While I’m not sure how much money he wants to buy Twitter with, I think he can sell another chunk of Tesla stock or try to get financing through a bank. Even then, I’m not sure the offer is good enough for most shareholders, as the stock was worth $70 a year ago.
Looking at Twitter’s share price, I don’t think the market believes in Musk’s offer either. When a company gets a takeover offer, the stock usually trades around the price of that offer. Twitter is currently trading well below supply, at $45.99 at the time of writing.
I wonder if Dorsey is involved behind the scenes
That’s strange. Offers like these put the company in the game and open the door to other offers. I can imagine a scenario where a company like Salesforce, who was considering a Twitter acquisition in 2016, surpasses Musk and walks away with Twitter. Disney also once considered Twitter but walked away because “the nausea is extraordinary‘ said Bob Iger. (I hear Chamath Palihapitiya also made a proposal at the time.) Rumor has it that then-CEO Jack Dorsey advocated for Twitter to go private with these bids.
And this is where things get a little curious because, besides being famous a Bitcoin maxi and CEO of a completely different company, Block, Dorsey is friends with Musk and considers him the ideal Twitter user. I wonder if Dorsey is involved behind the scenes – after all, he seemed to have been pushed out by Elliott Management, another major Twitter shareholder, in favor of Parag Agrawal, the current Twitter CEO.
There is another complicating factor. On the board of Twitter is a man named Egon Durban, who is the co-CEO of Silver Lake, an investment firm you may remember from hits like “working with Elon Musk to take Tesla private in 2018.” It’s hard for me to say offhand what this means for Musk’s bid… but it seems a lot of these guys are getting beer together.
If someone else is bidding on Twitter, that’s probably fine for Musk, who makes a ton of money — even if he says he doesn’t mean to make money, and he doesn’t care about the economy at all. But with the stock price well below Musk’s bid, it suggests the market doesn’t think there’s going to be a bidding war for Twitter. (If shareholders thought that was a possibility, the share price would top Musk’s offer.)
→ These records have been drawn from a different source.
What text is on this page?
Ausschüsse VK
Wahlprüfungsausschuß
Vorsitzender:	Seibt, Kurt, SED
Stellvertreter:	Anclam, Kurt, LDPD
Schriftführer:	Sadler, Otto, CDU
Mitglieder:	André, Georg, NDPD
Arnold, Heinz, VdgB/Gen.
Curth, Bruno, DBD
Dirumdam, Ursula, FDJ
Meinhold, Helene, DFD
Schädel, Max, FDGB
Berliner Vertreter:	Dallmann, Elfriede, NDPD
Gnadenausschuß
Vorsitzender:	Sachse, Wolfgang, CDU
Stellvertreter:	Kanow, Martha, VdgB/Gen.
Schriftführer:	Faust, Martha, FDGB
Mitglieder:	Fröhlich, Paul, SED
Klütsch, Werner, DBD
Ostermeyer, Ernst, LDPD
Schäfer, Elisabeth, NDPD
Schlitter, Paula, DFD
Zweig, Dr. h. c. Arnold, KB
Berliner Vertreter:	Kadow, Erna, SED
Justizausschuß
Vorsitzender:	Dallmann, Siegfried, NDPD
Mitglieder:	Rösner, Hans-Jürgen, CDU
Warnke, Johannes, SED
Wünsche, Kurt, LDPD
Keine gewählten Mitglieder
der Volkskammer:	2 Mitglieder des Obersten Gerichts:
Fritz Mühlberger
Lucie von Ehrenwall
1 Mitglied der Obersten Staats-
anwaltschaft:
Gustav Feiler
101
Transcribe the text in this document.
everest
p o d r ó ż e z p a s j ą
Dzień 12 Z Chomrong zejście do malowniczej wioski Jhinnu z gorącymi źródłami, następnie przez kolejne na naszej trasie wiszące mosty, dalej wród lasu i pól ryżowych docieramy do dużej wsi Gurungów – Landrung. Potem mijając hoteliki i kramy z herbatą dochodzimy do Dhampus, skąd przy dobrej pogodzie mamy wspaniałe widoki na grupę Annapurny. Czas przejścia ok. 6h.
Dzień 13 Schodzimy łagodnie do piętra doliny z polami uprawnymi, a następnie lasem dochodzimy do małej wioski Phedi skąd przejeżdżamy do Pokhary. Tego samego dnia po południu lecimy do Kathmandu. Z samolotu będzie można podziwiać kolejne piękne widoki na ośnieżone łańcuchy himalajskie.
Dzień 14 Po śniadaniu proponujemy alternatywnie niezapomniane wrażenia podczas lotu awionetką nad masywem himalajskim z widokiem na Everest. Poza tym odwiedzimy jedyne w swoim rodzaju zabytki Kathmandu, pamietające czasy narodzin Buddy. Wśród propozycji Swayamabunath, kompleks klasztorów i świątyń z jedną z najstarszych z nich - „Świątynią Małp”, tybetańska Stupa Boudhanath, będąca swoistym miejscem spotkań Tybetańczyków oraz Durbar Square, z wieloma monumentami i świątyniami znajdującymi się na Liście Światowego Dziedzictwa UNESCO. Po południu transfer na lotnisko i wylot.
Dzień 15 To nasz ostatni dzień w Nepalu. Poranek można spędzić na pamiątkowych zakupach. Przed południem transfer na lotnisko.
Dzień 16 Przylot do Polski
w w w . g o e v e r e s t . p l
Twitter – above all, it is loved by internet-addicted billionaires, journalists with brain worms, and the cryptocurrency community in general – is a managed social network as well. It’s culturally highly visible as 24-hour TV news channels can lazily use tweets to make television, but it’s not widely used and is currently absolutely being killed by both TikTok and the company formerly known as Facebook.
If this is really Elon’s attempt to save free speech, you have to wonder why he isn’t looking at other, bigger options. On the other hand, this is a truly groundbreaking troll – and maybe that’s all it needs to be. I expect Jack Dorsey to laugh his head off.
With reporting by Alex Heath and Andrew Hawkins.
Correction April 19, 11:30 a.m. ET: Removes erroneous reference to Libra.